Kai war ein Glücksfall. Fast überraschend hatte er sich angekündigt, als Tani einmal allein mit dem Großen ihre Eltern besucht hatte, dabei so gestresst durch den Burschen war, dass ihr eigentlich die Lust auf einen weiteren derartigen Rabauken fast vergangen war. So richtig auf den Punkt geplant war Kai nicht, aber Paul freute sich sehr über den Familienzuwachs, hatte sogar schon mit dem Gedanken an eine mögliche Adoption gespielt, um für den Ersten einen Spielkameraden zu haben, falls eine weitere Geburt für Tani nicht in Frage gekommen wäre. Die Geburt verlief diesmal zügig und problemlos, Kai hatte eine sogenannte Glückshaube, ein Teil der Fruchtblase auf dem Kopf, als er an einem heißen Junitag aus der Mama in die Welt rutschte.

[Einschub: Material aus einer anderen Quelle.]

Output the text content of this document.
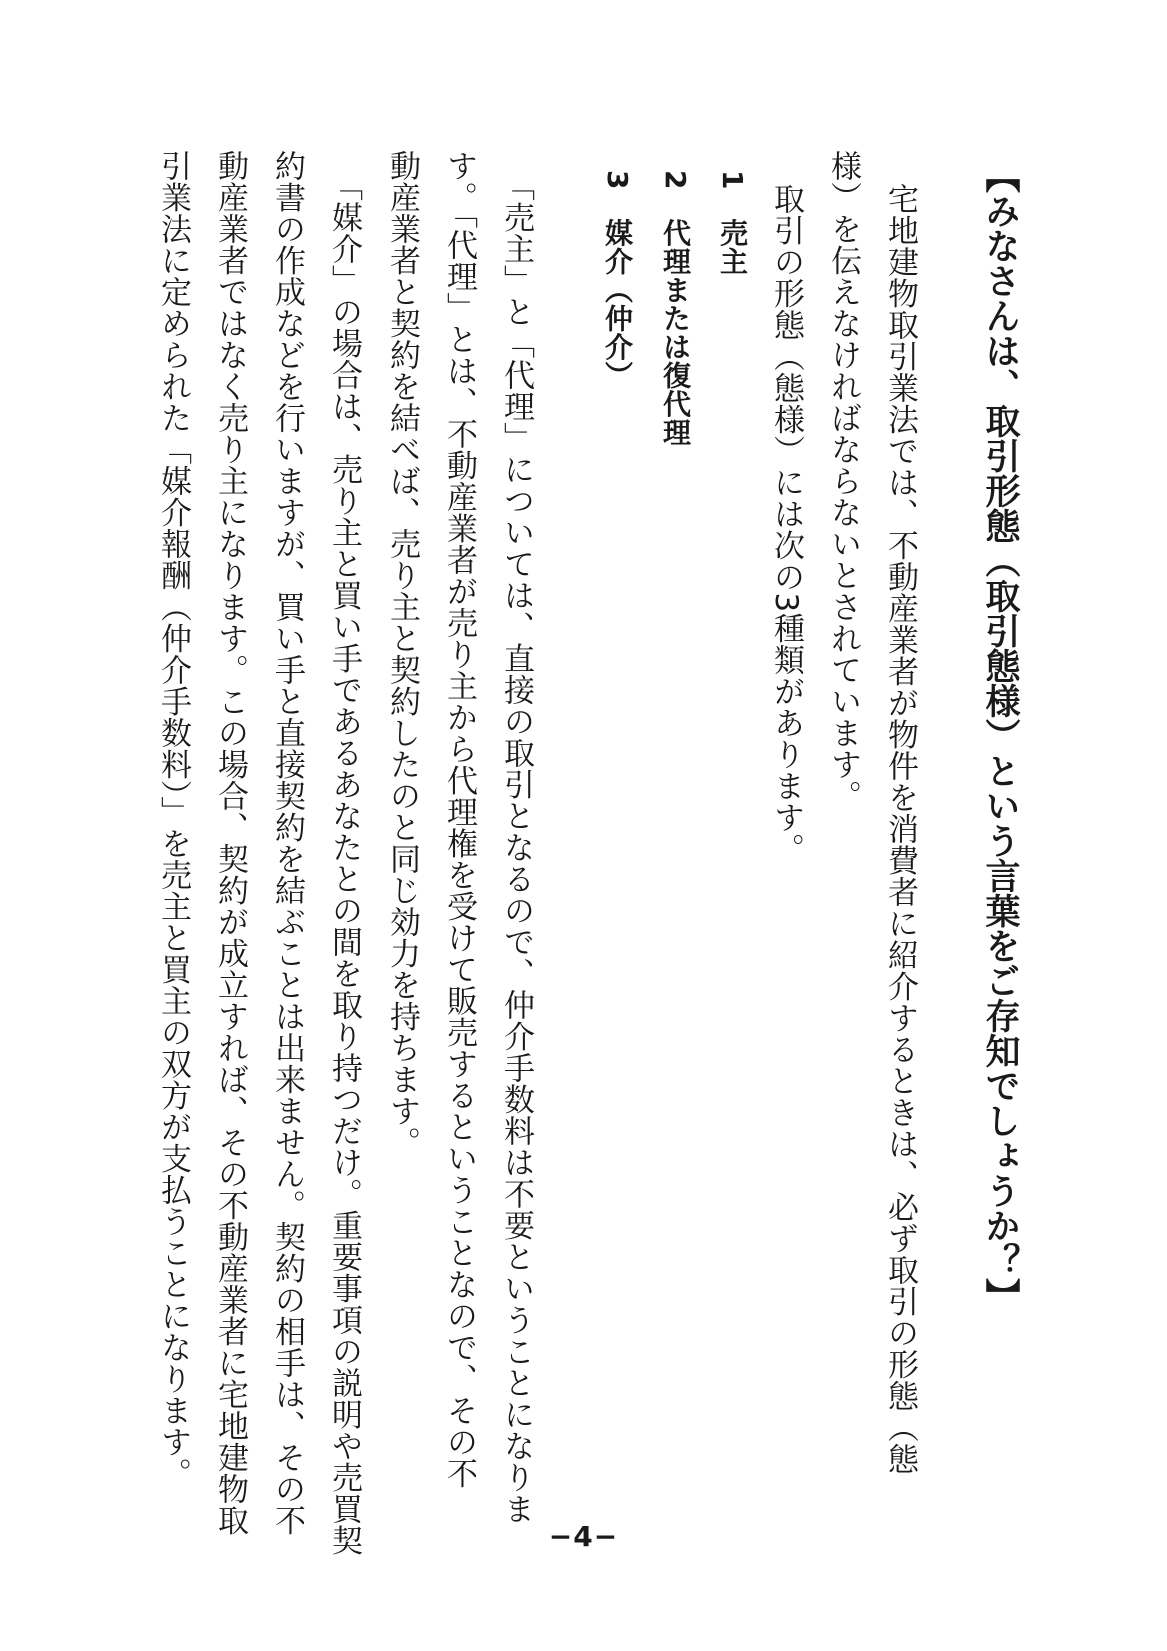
【みなさんは、取引形態（取引態様）という言葉をご存知でしょうか？】
宅地建物取引業法では、不動産業者が物件を消費者に紹介するときは、必ず取引の形態（態
様）を伝えなければならないとされています。
取引の形態（態様）には次の3種類があります。
1　売主
2　代理または復代理
3　媒介（仲介）
「売主」と「代理」については、直接の取引となるので、仲介手数料は不要ということになりま
す。「代理」とは、不動産業者が売り主から代理権を受けて販売するということなので、その不
動産業者と契約を結べば、売り主と契約したのと同じ効力を持ちます。
「媒介」の場合は、売り主と買い手であるあなたとの間を取り持つだけ。重要事項の説明や売買契
約書の作成などを行いますが、買い手と直接契約を結ぶことは出来ません。契約の相手は、その不
動産業者ではなく売り主になります。この場合、契約が成立すれば、その不動産業者に宅地建物取
引業法に定められた「媒介報酬（仲介手数料）」を売主と買主の双方が支払うことになります。
−4−
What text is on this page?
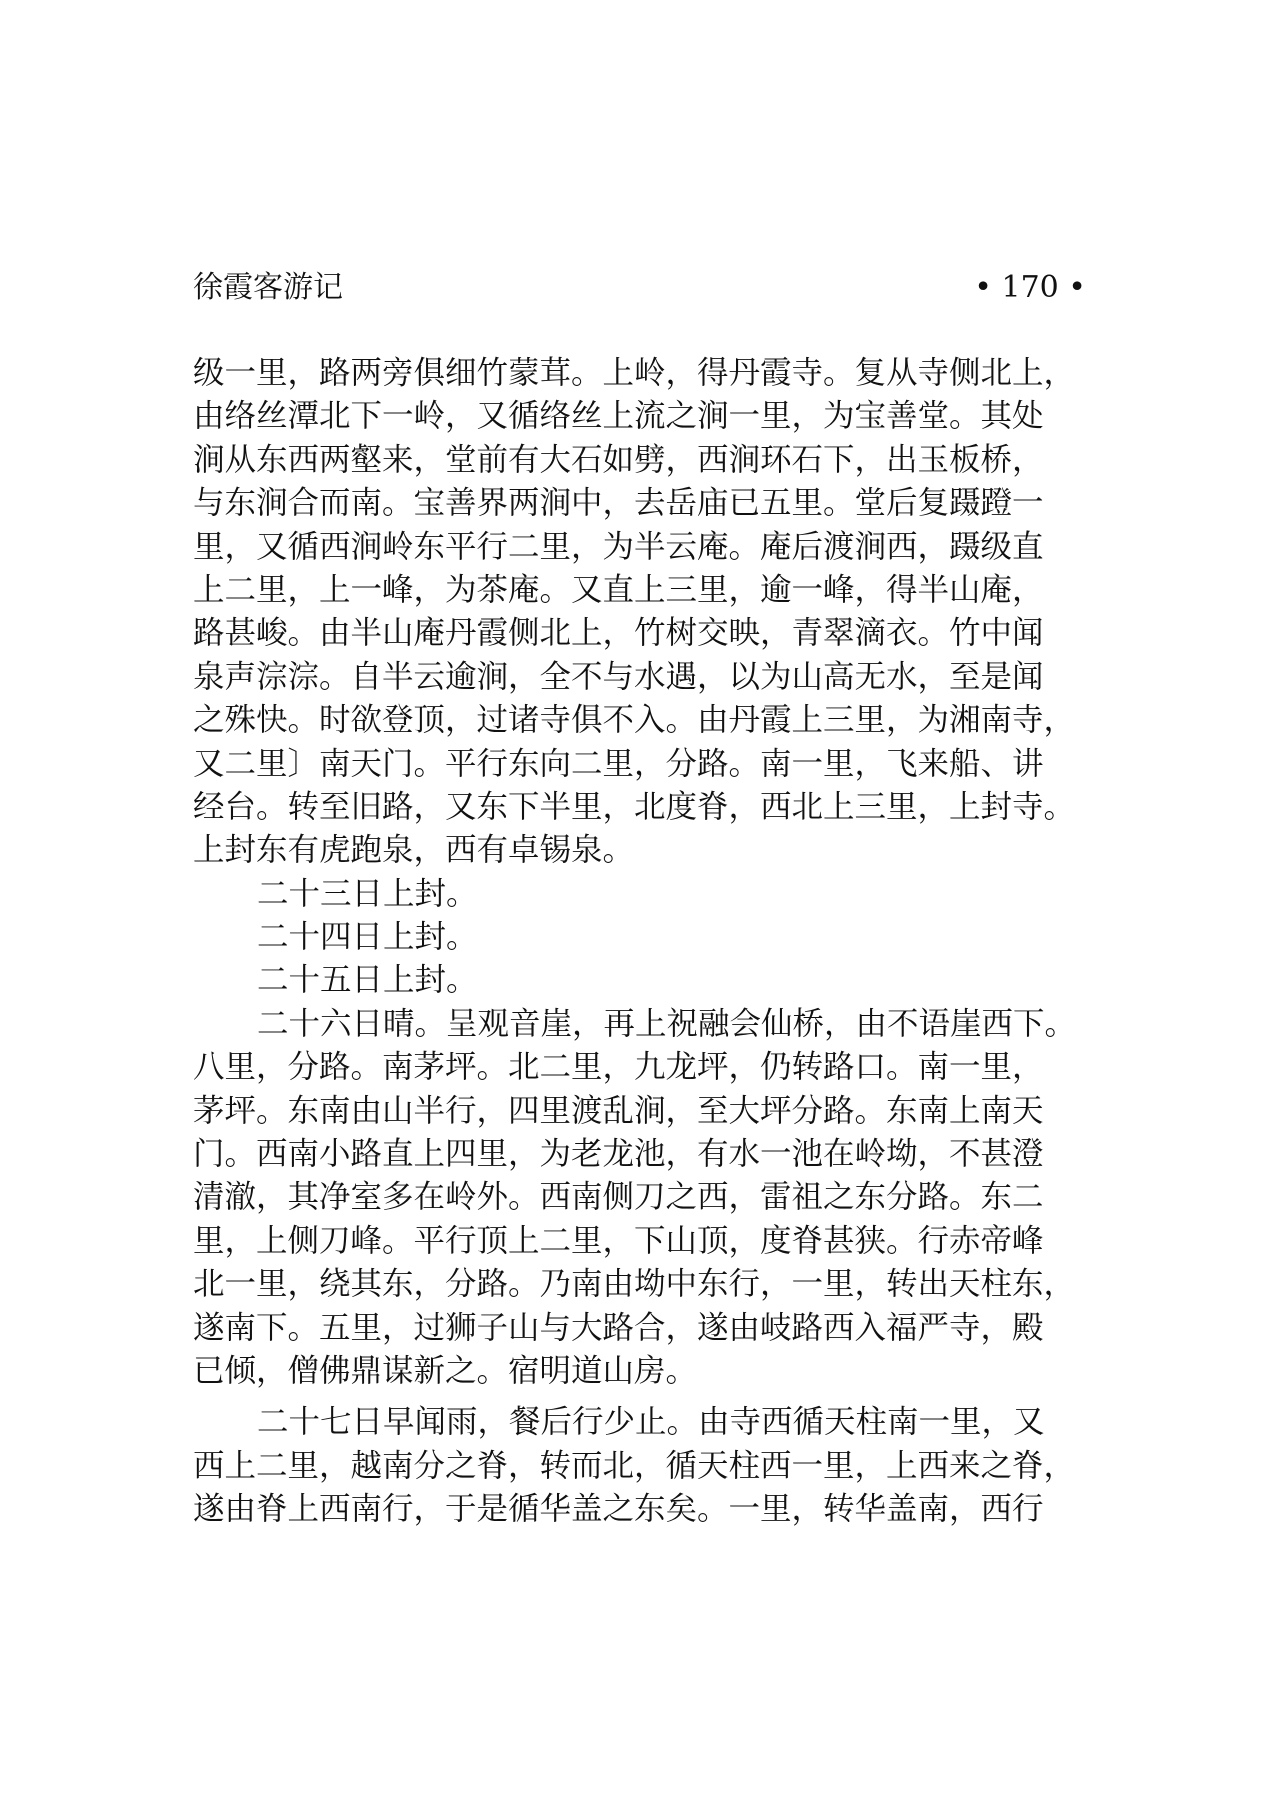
徐霞客游记	• 170 •
级一里，路两旁俱细竹蒙茸。上岭，得丹霞寺。复从寺侧北上，
由络丝潭北下一岭，又循络丝上流之涧一里，为宝善堂。其处
涧从东西两壑来，堂前有大石如劈，西涧环石下，出玉板桥，
与东涧合而南。宝善界两涧中，去岳庙已五里。堂后复蹑蹬一
里，又循西涧岭东平行二里，为半云庵。庵后渡涧西，蹑级直
上二里，上一峰，为茶庵。又直上三里，逾一峰，得半山庵，
路甚峻。由半山庵丹霞侧北上，竹树交映，青翠滴衣。竹中闻
泉声淙淙。自半云逾涧，全不与水遇，以为山高无水，至是闻
之殊快。时欲登顶，过诸寺俱不入。由丹霞上三里，为湘南寺，
又二里〕南天门。平行东向二里，分路。南一里，飞来船、讲
经台。转至旧路，又东下半里，北度脊，西北上三里，上封寺。
上封东有虎跑泉，西有卓锡泉。
二十三日上封。
二十四日上封。
二十五日上封。
二十六日晴。呈观音崖，再上祝融会仙桥，由不语崖西下。
八里，分路。南茅坪。北二里，九龙坪，仍转路口。南一里，
茅坪。东南由山半行，四里渡乱涧，至大坪分路。东南上南天
门。西南小路直上四里，为老龙池，有水一池在岭坳，不甚澄
清澈，其净室多在岭外。西南侧刀之西，雷祖之东分路。东二
里，上侧刀峰。平行顶上二里，下山顶，度脊甚狭。行赤帝峰
北一里，绕其东，分路。乃南由坳中东行，一里，转出天柱东，
遂南下。五里，过狮子山与大路合，遂由岐路西入福严寺，殿
已倾，僧佛鼎谋新之。宿明道山房。
二十七日早闻雨，餐后行少止。由寺西循天柱南一里，又
西上二里，越南分之脊，转而北，循天柱西一里，上西来之脊，
遂由脊上西南行，于是循华盖之东矣。一里，转华盖南，西行
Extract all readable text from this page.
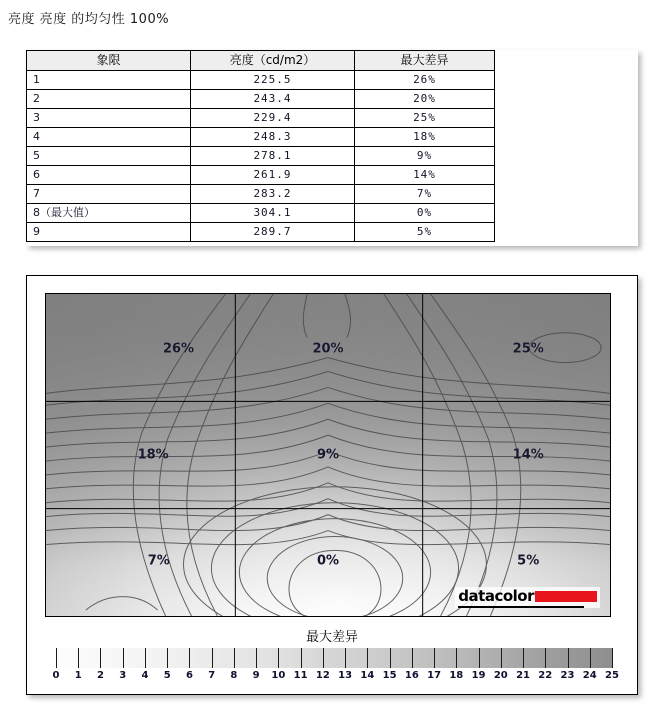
亮度 亮度 的均匀性 100%
象限	亮度（cd/m2）	最大差异
1	225.5	26%
2	243.4	20%
3	229.4	25%
4	248.3	18%
5	278.1	9%
6	261.9	14%
7	283.2	7%
8（最大值）	304.1	0%
9	289.7	5%
26%	20%	25%
18%	9%	14%
7%	0%	5%
datacolor
最大差异
0 1 2 3 4 5 6 7 8 9 10 11 12 13 14 15 16 17 18 19 20 21 22 23 24 25
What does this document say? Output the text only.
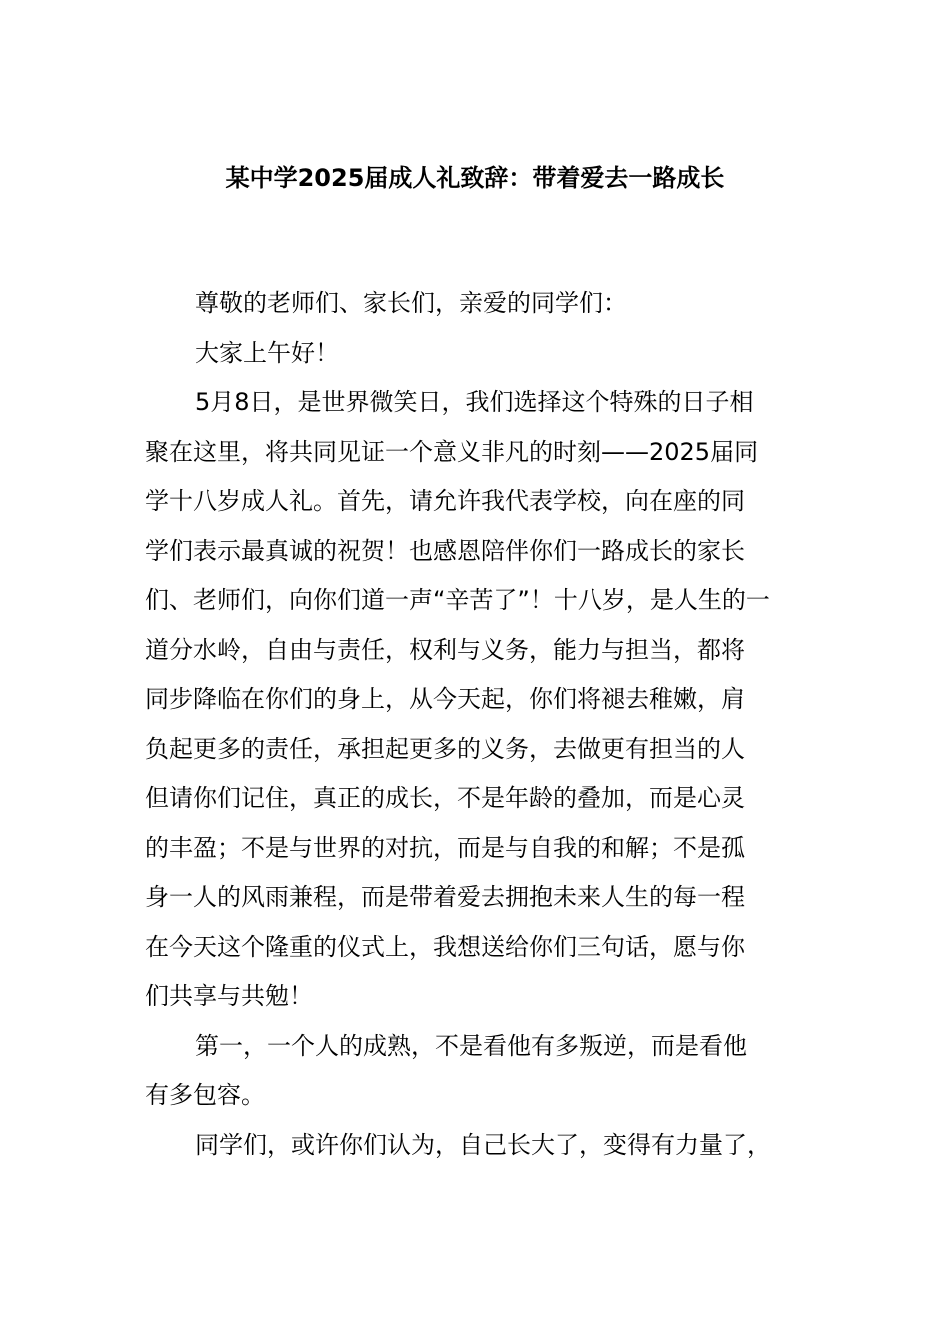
某中学2025届成人礼致辞：带着爱去一路成长
尊敬的老师们、家长们，亲爱的同学们：
大家上午好！
5月8日，是世界微笑日，我们选择这个特殊的日子相
聚在这里，将共同见证一个意义非凡的时刻——2025届同
学十八岁成人礼。首先，请允许我代表学校，向在座的同
学们表示最真诚的祝贺！也感恩陪伴你们一路成长的家长
们、老师们，向你们道一声“辛苦了”！十八岁，是人生的一
道分水岭，自由与责任，权利与义务，能力与担当，都将
同步降临在你们的身上，从今天起，你们将褪去稚嫩，肩
负起更多的责任，承担起更多的义务，去做更有担当的人
但请你们记住，真正的成长，不是年龄的叠加，而是心灵
的丰盈；不是与世界的对抗，而是与自我的和解；不是孤
身一人的风雨兼程，而是带着爱去拥抱未来人生的每一程
在今天这个隆重的仪式上，我想送给你们三句话，愿与你
们共享与共勉！
第一，一个人的成熟，不是看他有多叛逆，而是看他
有多包容。
同学们，或许你们认为，自己长大了，变得有力量了，
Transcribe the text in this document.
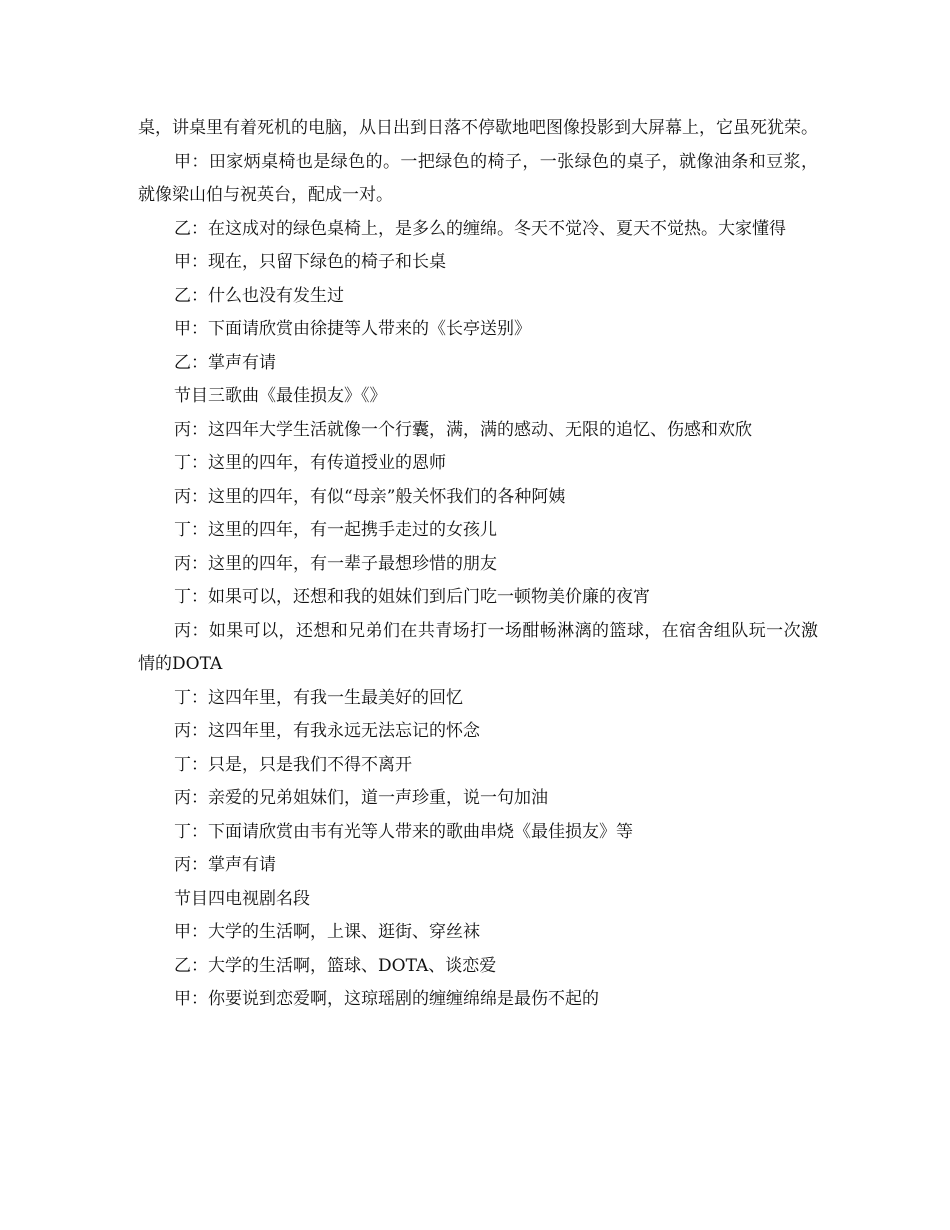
桌，讲桌里有着死机的电脑，从日出到日落不停歇地吧图像投影到大屏幕上，它虽死犹荣。

甲：田家炳桌椅也是绿色的。一把绿色的椅子，一张绿色的桌子，就像油条和豆浆，就像梁山伯与祝英台，配成一对。

乙：在这成对的绿色桌椅上，是多么的缠绵。冬天不觉冷、夏天不觉热。大家懂得

甲：现在，只留下绿色的椅子和长桌

乙：什么也没有发生过

甲：下面请欣赏由徐捷等人带来的《长亭送别》

乙：掌声有请

节目三歌曲《最佳损友》《》

丙：这四年大学生活就像一个行囊，满，满的感动、无限的追忆、伤感和欢欣

丁：这里的四年，有传道授业的恩师

丙：这里的四年，有似“母亲”般关怀我们的各种阿姨

丁：这里的四年，有一起携手走过的女孩儿

丙：这里的四年，有一辈子最想珍惜的朋友

丁：如果可以，还想和我的姐妹们到后门吃一顿物美价廉的夜宵

丙：如果可以，还想和兄弟们在共青场打一场酣畅淋漓的篮球，在宿舍组队玩一次激情的DOTA

丁：这四年里，有我一生最美好的回忆

丙：这四年里，有我永远无法忘记的怀念

丁：只是，只是我们不得不离开

丙：亲爱的兄弟姐妹们，道一声珍重，说一句加油

丁：下面请欣赏由韦有光等人带来的歌曲串烧《最佳损友》等

丙：掌声有请

节目四电视剧名段

甲：大学的生活啊，上课、逛街、穿丝袜

乙：大学的生活啊，篮球、DOTA、谈恋爱

甲：你要说到恋爱啊，这琼瑶剧的缠缠绵绵是最伤不起的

Bevor er laufen konnte, war er für seinen großen Bruder keine Konkurrenz. Patriks Kinderpsychologin meinte, der würde sich mit dem Kleinen identifizieren. Ganz komplikationslos ließen sich auch Kais erste Tage nicht an. Stillen oder Flasche musste wieder entschieden werden. Kai bekam in seinen ersten Tagen zu wenig, so dass nach einem kurzen häuslichen Probeaufenthalt sogar sicherheitshalber noch einmal eine Klinik aufgesucht werden musste, und man sich dann dort auch endgültig für ausschließliche Flaschennahrung entschied. Alle zusammen machten sie im Sommer einige Reisen, nach Irland, keine Frage, auch bei Pauls Eltern, Freunden und Bekannten.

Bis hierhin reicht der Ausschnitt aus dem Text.